Page 1 of 1
Not scanning in zip files
Posted: 16 Dec 2014 00:09
by fredcyr
Hi,
I'm running version 3.0.0.6 and added the following line in the /etc/Mailscanner/archives.filetype.rules.conf to block screen-saver files in zip files.
Code: Select all
deny \.scr$ No Screen Saver No Screen Saver Allowed
In Mailscanner.conf the "Archives: Filename Rules" is pointing to that file.
I've restarted the Mailscanner service but EFA is letting a SCR file in a ZIP pass through.
Any idea why?
Thanks
Fred
Re: Not scanning in zip files
Posted: 17 Dec 2014 23:47
by shawniverson
In /etc/MailScanner/MailScanner.conf:
Code: Select all
# The maximum depth to which zip archives, rar archives and Microsoft Office
# documents will be unpacked, to allow for checking filenames and filetypes
# within zip and rar archives and embedded within Office documents.
#
# Note: This setting does *not* affect virus scanning in archives at all.
#
# To disable this feature set this to 0.
# A common useful setting is this option = 0, and Allow Password-Protected
# Archives = no. That block password-protected archives but does not do
# any filename/filetype checks on the files within the archive.
# This can also be the filename of a ruleset.
Maximum Archive Depth = 0
You need to set this to a value greater than zero and then restart MailScanner
Re: Not scanning in zip files
Posted: 19 Dec 2014 16:06
by fredcyr
Thanks!
It's working now.
Re: Not scanning in zip files
Posted: 12 Feb 2015 02:37
by curibe
can you give more details what "Maximum Archive Depth" does?? i believe the default is -1. what does -1 do?
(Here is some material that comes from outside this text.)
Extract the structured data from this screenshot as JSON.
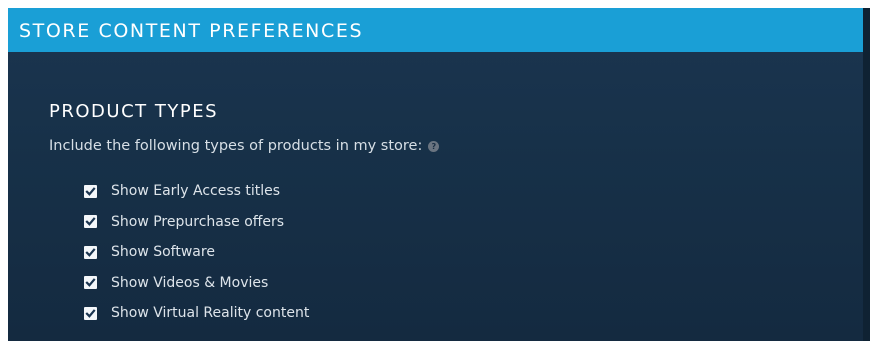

Re: Not scanning in zip files
Posted: 14 Feb 2015 16:31
by shawniverson
-1 is infinite depth, with is not adviseable.
Code: Select all
# The maximum depth to which zip archives, rar archives and Microsoft Office
# documents will be unpacked, to allow for checking filenames and filetypes
# within zip and rar archives and embedded within Office documents.
#
# Note: This setting does *not* affect virus scanning in archives at all.
#
# To disable this feature set this to 0.
# A common useful setting is this option = 0, and Allow Password-Protected
# Archives = no. That block password-protected archives but does not do
# any filename/filetype checks on the files within the archive.
# This can also be the filename of a ruleset.
Maximum Archive Depth = 0
This setting just works for filename and filetype scanning rulesets.
Re: Not scanning in zip files
Posted: 17 Apr 2015 14:23
by rdns
I have set Maximum Archive Depth = 2. Seems like zipped Office 2003 files are blocked. Any suggestions?
Re: Not scanning in zip files
Posted: 18 Apr 2015 14:32
by shawniverson
Can you share more info? What does the zipped file look like (filename) ?
Re: Not scanning in zip files
Posted: 21 Apr 2015 11:41
by rdns
Thank you so much. Sender says that Lotus notes automatically zips the attachments and the attachments are named quote 4-14-15.zip The zip file contains a .doc file created by MS word 97-2003.
Re: Not scanning in zip files
Posted: 22 Apr 2015 22:24
by shawniverson
What is the name of the .doc file inside the zipped file?
Re: Not scanning in zip files
Posted: 22 Apr 2015 23:13
by rdns
Same as the zip file name except it has .doc Sender says they use lotous notes. Lotous notes automatically zips attachments. These zips attachments are very low in size. Less than 200KB.
Re: Not scanning in zip files
Posted: 25 Apr 2015 13:39
by shawniverson
Ok, now, can you post the exact block reason for the zipped doc file as it appears in the blocked file report?
You can find this by clicking the email in MailWatch and looking at the message details.
Re: Not scanning in zip files
Posted: 27 Apr 2015 11:38
by rdns
MailScanner: Message contained archive nested too deeply
Re: Not scanning in zip files
Posted: 27 Apr 2015 23:00
by shawniverson
Thank you.
Increase the depth on this setting...
The problem is that these Office documents are more than 2 levels deep....
Re: Not scanning in zip files
Posted: 28 Apr 2015 11:49
by rdns
I just set this settings to prevent all those .zip file related viruses/Trojans. Everything is working except that one client (big company) who uses a old version of MS office and zips every single file with lotus notes before sending out as an email attachment.
- Not folder inside a folder and zipped
- Not a zip inside a zip.
- Its simply a .doc file and its zipped. Is that 2 levels deep?
Re: Not scanning in zip files
Posted: 30 Apr 2015 17:06
by shawniverson
Yes, a .doc is like a .zip in the eyes of MailScanner. It gets "unzipped" so to speak, to scan its contents.